Should Mr. Montagu be at the India Office three years hence – a possible, but by no means certain contingency – we now know exactly what we have to expect as the result of the well meant but futile surrender of the Government of India in the matter of the duration of the Anarchical and Revolutionar y Crimes Act. Speaking in the House of Commons in answer to Captain Ormsby-Gore, Mr. Montagu, according to Reuter, “emphasised that the Act was valid for three years only, after which the whole position would be considered, and if anarchical and revolutionary acts were abandoned the Act would not be used, and there would be no necessity for its renewal.” A good deal depends upon what is meant by the condition “if anarchical and revolutionary acts were abandoned.” If it means that there is no anarchical or revolutionary outrage in the interval then the repeal of the Act is assured, for it is notorious that its effect is, and has been to render revolutionary outrages almost impossible. Thus the very effectiveness of the Act will be its undoing, and the immunity from anarchical crime which may reasonably be looked for during the next two and a half years as the result of its operation will be utilised as an argument for restoring the former reign of terror.

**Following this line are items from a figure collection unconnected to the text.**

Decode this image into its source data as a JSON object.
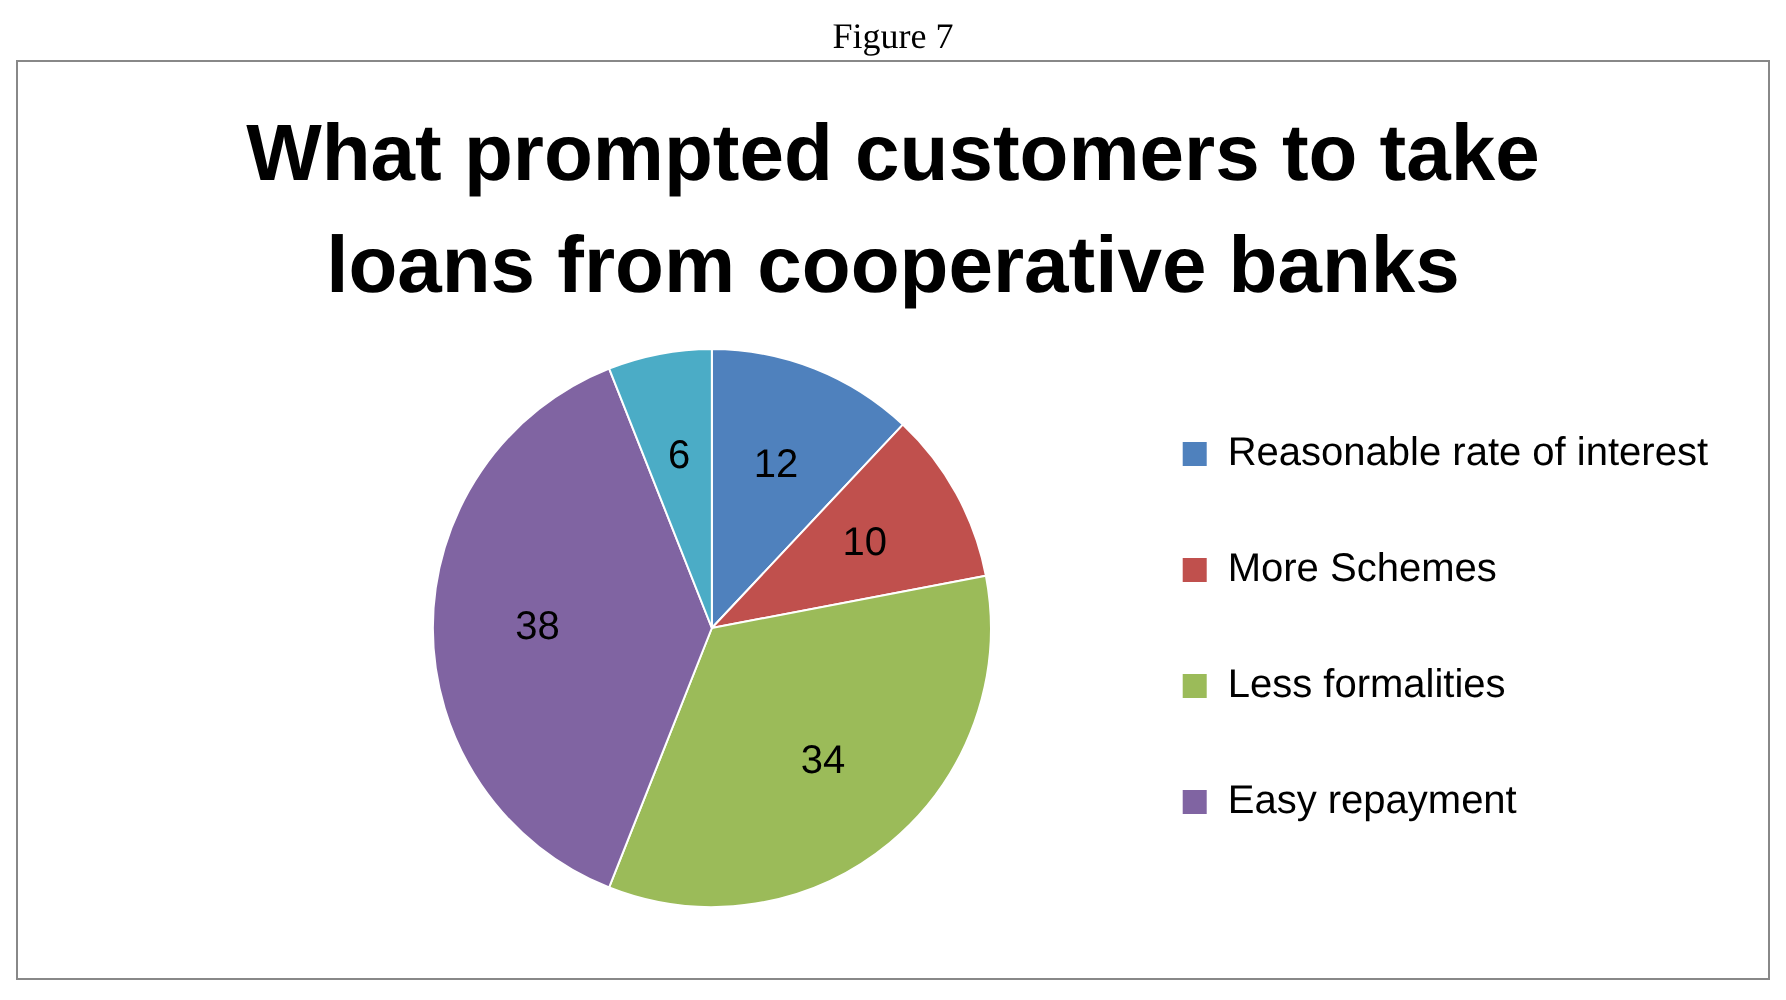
{
  "chart_data": {
    "type": "pie",
    "title": "What prompted customers to take loans from cooperative banks",
    "annotations": [
      "Figure 7"
    ],
    "categories": [
      "Reasonable rate of interest",
      "More Schemes",
      "Less formalities",
      "Easy repayment",
      null
    ],
    "values": [
      12,
      10,
      34,
      38,
      6
    ],
    "colors": [
      "#4f81bd",
      "#c0504d",
      "#9bbb59",
      "#8064a2",
      "#4bacc6"
    ],
    "data_labels": true,
    "legend": "right"
  }
}
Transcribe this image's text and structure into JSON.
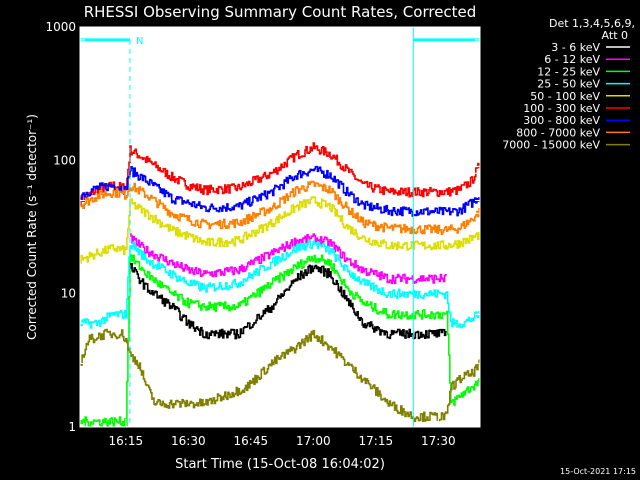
{
  "chart_data": {
    "type": "line",
    "title": "RHESSI Observing Summary Count Rates, Corrected",
    "xlabel": "Start Time (15-Oct-08 16:04:02)",
    "ylabel": "Corrected Count Rate (s⁻¹ detector⁻¹)",
    "yscale": "log",
    "ylim": [
      1,
      1000
    ],
    "xlim_min": [
      0,
      96
    ],
    "x_ticks": [
      {
        "min": 11,
        "label": "16:15"
      },
      {
        "min": 26,
        "label": "16:30"
      },
      {
        "min": 41,
        "label": "16:45"
      },
      {
        "min": 56,
        "label": "17:00"
      },
      {
        "min": 71,
        "label": "17:15"
      },
      {
        "min": 86,
        "label": "17:30"
      }
    ],
    "y_ticks": [
      {
        "v": 1,
        "label": "1"
      },
      {
        "v": 10,
        "label": "10"
      },
      {
        "v": 100,
        "label": "100"
      },
      {
        "v": 1000,
        "label": "1000"
      }
    ],
    "legend": {
      "placement": "right",
      "header": [
        "Det 1,3,4,5,6,9,",
        "Att 0"
      ],
      "entries": [
        {
          "label": "3 - 6 keV",
          "color": "#000000"
        },
        {
          "label": "6 - 12 keV",
          "color": "#ff00ff"
        },
        {
          "label": "12 - 25 keV",
          "color": "#00ff00"
        },
        {
          "label": "25 - 50 keV",
          "color": "#00ffff"
        },
        {
          "label": "50 - 100 keV",
          "color": "#dddd00"
        },
        {
          "label": "100 - 300 keV",
          "color": "#ff0000"
        },
        {
          "label": "300 - 800 keV",
          "color": "#0000ff"
        },
        {
          "label": "800 - 7000 keV",
          "color": "#ff8000"
        },
        {
          "label": "7000 - 15000 keV",
          "color": "#808000"
        }
      ]
    },
    "series": [
      {
        "color": "#ff0000",
        "points": [
          [
            0,
            50
          ],
          [
            4,
            60
          ],
          [
            8,
            65
          ],
          [
            11,
            62
          ],
          [
            12,
            120
          ],
          [
            16,
            100
          ],
          [
            22,
            75
          ],
          [
            26,
            65
          ],
          [
            30,
            60
          ],
          [
            38,
            62
          ],
          [
            46,
            80
          ],
          [
            52,
            110
          ],
          [
            56,
            125
          ],
          [
            60,
            112
          ],
          [
            64,
            85
          ],
          [
            68,
            65
          ],
          [
            74,
            58
          ],
          [
            88,
            58
          ],
          [
            91,
            60
          ],
          [
            94,
            70
          ],
          [
            96,
            95
          ]
        ]
      },
      {
        "color": "#0000ff",
        "points": [
          [
            0,
            55
          ],
          [
            4,
            62
          ],
          [
            8,
            65
          ],
          [
            11,
            60
          ],
          [
            12,
            85
          ],
          [
            16,
            70
          ],
          [
            22,
            52
          ],
          [
            26,
            48
          ],
          [
            30,
            44
          ],
          [
            38,
            45
          ],
          [
            46,
            58
          ],
          [
            52,
            78
          ],
          [
            56,
            85
          ],
          [
            60,
            78
          ],
          [
            64,
            58
          ],
          [
            68,
            46
          ],
          [
            74,
            42
          ],
          [
            88,
            41
          ],
          [
            91,
            42
          ],
          [
            94,
            48
          ],
          [
            96,
            55
          ]
        ]
      },
      {
        "color": "#ff8000",
        "points": [
          [
            0,
            46
          ],
          [
            4,
            54
          ],
          [
            8,
            58
          ],
          [
            11,
            55
          ],
          [
            12,
            65
          ],
          [
            16,
            55
          ],
          [
            22,
            40
          ],
          [
            26,
            36
          ],
          [
            30,
            33
          ],
          [
            38,
            34
          ],
          [
            46,
            44
          ],
          [
            52,
            60
          ],
          [
            56,
            66
          ],
          [
            60,
            60
          ],
          [
            64,
            44
          ],
          [
            68,
            34
          ],
          [
            74,
            31
          ],
          [
            88,
            30
          ],
          [
            91,
            31
          ],
          [
            94,
            36
          ],
          [
            96,
            42
          ]
        ]
      },
      {
        "color": "#dddd00",
        "points": [
          [
            0,
            18
          ],
          [
            4,
            20
          ],
          [
            8,
            22
          ],
          [
            11,
            21
          ],
          [
            12,
            48
          ],
          [
            16,
            40
          ],
          [
            22,
            30
          ],
          [
            26,
            27
          ],
          [
            30,
            24
          ],
          [
            38,
            25
          ],
          [
            46,
            34
          ],
          [
            52,
            45
          ],
          [
            56,
            50
          ],
          [
            60,
            45
          ],
          [
            64,
            32
          ],
          [
            68,
            26
          ],
          [
            74,
            23
          ],
          [
            88,
            23
          ],
          [
            91,
            24
          ],
          [
            94,
            26
          ],
          [
            96,
            28
          ]
        ]
      },
      {
        "color": "#ff00ff",
        "points": [
          [
            12,
            26
          ],
          [
            16,
            21
          ],
          [
            22,
            17
          ],
          [
            26,
            15
          ],
          [
            30,
            14
          ],
          [
            38,
            15
          ],
          [
            46,
            20
          ],
          [
            52,
            25
          ],
          [
            56,
            26
          ],
          [
            60,
            24
          ],
          [
            64,
            18
          ],
          [
            68,
            15
          ],
          [
            74,
            13
          ],
          [
            88,
            13
          ]
        ]
      },
      {
        "color": "#00ffff",
        "points": [
          [
            0,
            6
          ],
          [
            4,
            6
          ],
          [
            8,
            7
          ],
          [
            11,
            7
          ],
          [
            12,
            24
          ],
          [
            16,
            18
          ],
          [
            22,
            14
          ],
          [
            26,
            12
          ],
          [
            30,
            11
          ],
          [
            38,
            12
          ],
          [
            46,
            17
          ],
          [
            52,
            22
          ],
          [
            56,
            24
          ],
          [
            60,
            21
          ],
          [
            64,
            15
          ],
          [
            68,
            12
          ],
          [
            74,
            10
          ],
          [
            86,
            10
          ],
          [
            88,
            10
          ],
          [
            89,
            6
          ],
          [
            92,
            6
          ],
          [
            94,
            6.5
          ],
          [
            96,
            7
          ]
        ]
      },
      {
        "color": "#00ff00",
        "points": [
          [
            0,
            1.1
          ],
          [
            11,
            1.1
          ],
          [
            12,
            19
          ],
          [
            16,
            14
          ],
          [
            22,
            10
          ],
          [
            26,
            8.5
          ],
          [
            30,
            8
          ],
          [
            38,
            8
          ],
          [
            46,
            12
          ],
          [
            52,
            16
          ],
          [
            56,
            19
          ],
          [
            60,
            17
          ],
          [
            64,
            11
          ],
          [
            68,
            8.5
          ],
          [
            74,
            7
          ],
          [
            88,
            7
          ],
          [
            89,
            1.5
          ],
          [
            92,
            1.8
          ],
          [
            94,
            2
          ],
          [
            96,
            2.2
          ]
        ]
      },
      {
        "color": "#000000",
        "points": [
          [
            12,
            16
          ],
          [
            16,
            11
          ],
          [
            22,
            8
          ],
          [
            26,
            6
          ],
          [
            30,
            5
          ],
          [
            38,
            5
          ],
          [
            46,
            8
          ],
          [
            52,
            13
          ],
          [
            56,
            16
          ],
          [
            60,
            14
          ],
          [
            64,
            9
          ],
          [
            68,
            6
          ],
          [
            74,
            5
          ],
          [
            88,
            5
          ]
        ]
      },
      {
        "color": "#808000",
        "points": [
          [
            0,
            3
          ],
          [
            2,
            4.5
          ],
          [
            6,
            5
          ],
          [
            10,
            5
          ],
          [
            11,
            4.5
          ],
          [
            12,
            3.5
          ],
          [
            14,
            3
          ],
          [
            16,
            2
          ],
          [
            18,
            1.5
          ],
          [
            30,
            1.5
          ],
          [
            40,
            2
          ],
          [
            46,
            3
          ],
          [
            52,
            4
          ],
          [
            56,
            5
          ],
          [
            60,
            4
          ],
          [
            64,
            3
          ],
          [
            70,
            2
          ],
          [
            74,
            1.5
          ],
          [
            80,
            1.2
          ],
          [
            88,
            1.2
          ],
          [
            89,
            2
          ],
          [
            92,
            2.4
          ],
          [
            94,
            2.5
          ],
          [
            96,
            3
          ]
        ]
      }
    ],
    "state_markers": [
      {
        "color": "#00ffff",
        "label": "N",
        "x_from": 0,
        "x_to": 12,
        "value": 800,
        "dashed_x": 12
      },
      {
        "color": "#00ffff",
        "label": "",
        "x_from": 80,
        "x_to": 96,
        "value": 800,
        "dashed_x": 96
      },
      {
        "color": "#00ffff",
        "label": "",
        "x_from": 80,
        "x_to": 80,
        "value": 1000,
        "solid_x": 80
      }
    ],
    "footer_date": "15-Oct-2021 17:15"
  }
}
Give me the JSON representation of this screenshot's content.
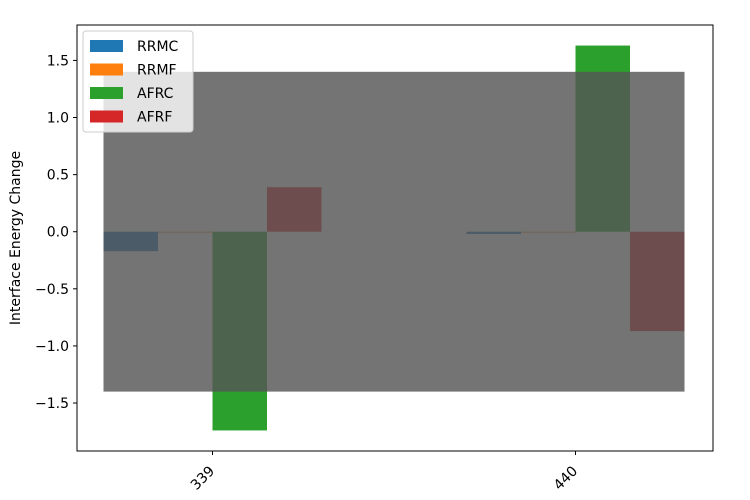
{
  "chart_data": {
    "type": "bar",
    "categories": [
      "339",
      "440"
    ],
    "series": [
      {
        "name": "RRMC",
        "color": "#1f77b4",
        "values": [
          -0.17,
          -0.02
        ]
      },
      {
        "name": "RRMF",
        "color": "#ff7f0e",
        "values": [
          -0.005,
          0.0
        ]
      },
      {
        "name": "AFRC",
        "color": "#2ca02c",
        "values": [
          -1.74,
          1.63
        ]
      },
      {
        "name": "AFRF",
        "color": "#d62728",
        "values": [
          0.39,
          -0.87
        ]
      }
    ],
    "ylabel": "Interface Energy Change",
    "xlabel": "",
    "ylim": [
      -1.92,
      1.81
    ],
    "yticks": [
      -1.5,
      -1.0,
      -0.5,
      0.0,
      0.5,
      1.0,
      1.5
    ],
    "ytick_labels": [
      "−1.5",
      "−1.0",
      "−0.5",
      "0.0",
      "0.5",
      "1.0",
      "1.5"
    ],
    "overlay_band": {
      "y_range": [
        -1.4,
        1.4
      ],
      "color": "#555555"
    },
    "legend_position": "top-left",
    "grid": false
  }
}
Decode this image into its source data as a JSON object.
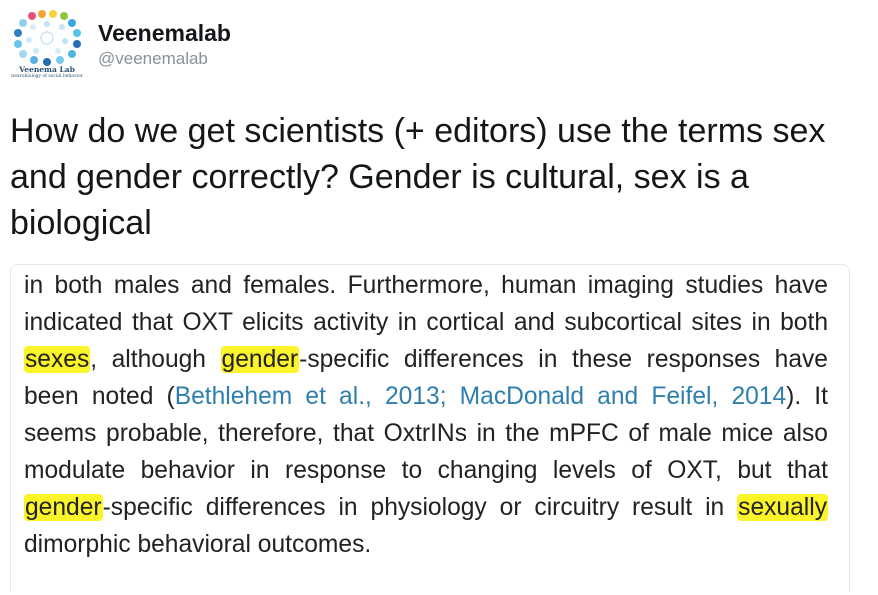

Several reports of paddy looting cases have reached here from the interior of the district. On the 31st of last month some 50 people looted paddy worth about Rs 120 from a country boat while it was anchored near Baikunthapur in the Cossye River, and the police have sent 15 men and 3 women to Midnapore for trial. On the 2nd instant paddy to the value of above Rs 500 was removed by some 30 to 40 people from another boat while it was waiting in a canal near Debra, and on the afternoon of the same day, while a number of bullock carts were carrying paddy for despatch near Haldinada on the Chandrakona road, about 100 persons raided them and removed 25 bags containing some 43 maunds of paddy. Eight men have been sent up in connection with this case.



The Hindu University has just received a donation of five lakhs which His Highness the Maharaja Sahib of Patiala was pleased a little time ago, to sanction. The amount is ear-marked for providing instruction and training in mechanical and electrical engineering. It will enable the University to complete its engineering workshops by erecting a power-house and a large machineshop, both of which it is expected will be finished before the end of this year. It might be added that in addition to this grant, His Highness has made a recurring grant of twenty-four thousand rupees a year for the promotion of instruction in mechanical and electrical engineering.



As a result of the trouble taken by Lady Macleod the wife of Chief Justice, who gave information to the Society for the Prevention of Cruelty to Animals and also gave evidence in court, a bench of honorary magistrates today convicted a hack Victoria driver and fined him Rs 10 for mercilessly beating his horse. The magistrate thanked Lady Macleod for the trouble she had taken and hoped other citizens would follow the good example set by her. The magistrate added that the drawback in Bombay was that the public did not sufficiently co-operate with the society.



On Sunday the Huntsend brought the main body of the 2nd Devonshire Regiment. With the advance party which arrived recently by the Stephen, the strength of the battalion, which is under the command of Lieut. Col. J.P. Law, is now 26 officers and 968 men. Further drafts are due shortly, which will bring the battalion to 1,103. The troops proceeded to Sabathu, Jutogh and Kasauli, where they are to be stationed, by two troop specials. The Huntsend also brought the headquarters of the 205th Machine-Gun Coy., which has proceeded to Mhow where a number of companies are being gathered with a view to being formed into battalions, a new formation recently decided on by the army authorities. Officers with the company were Lt.-Col. Blackwood, Major Royce, Capt. Low (Adjutant), Capt. Gilbert, Lieut. Thomas and Lieut. Fletcher.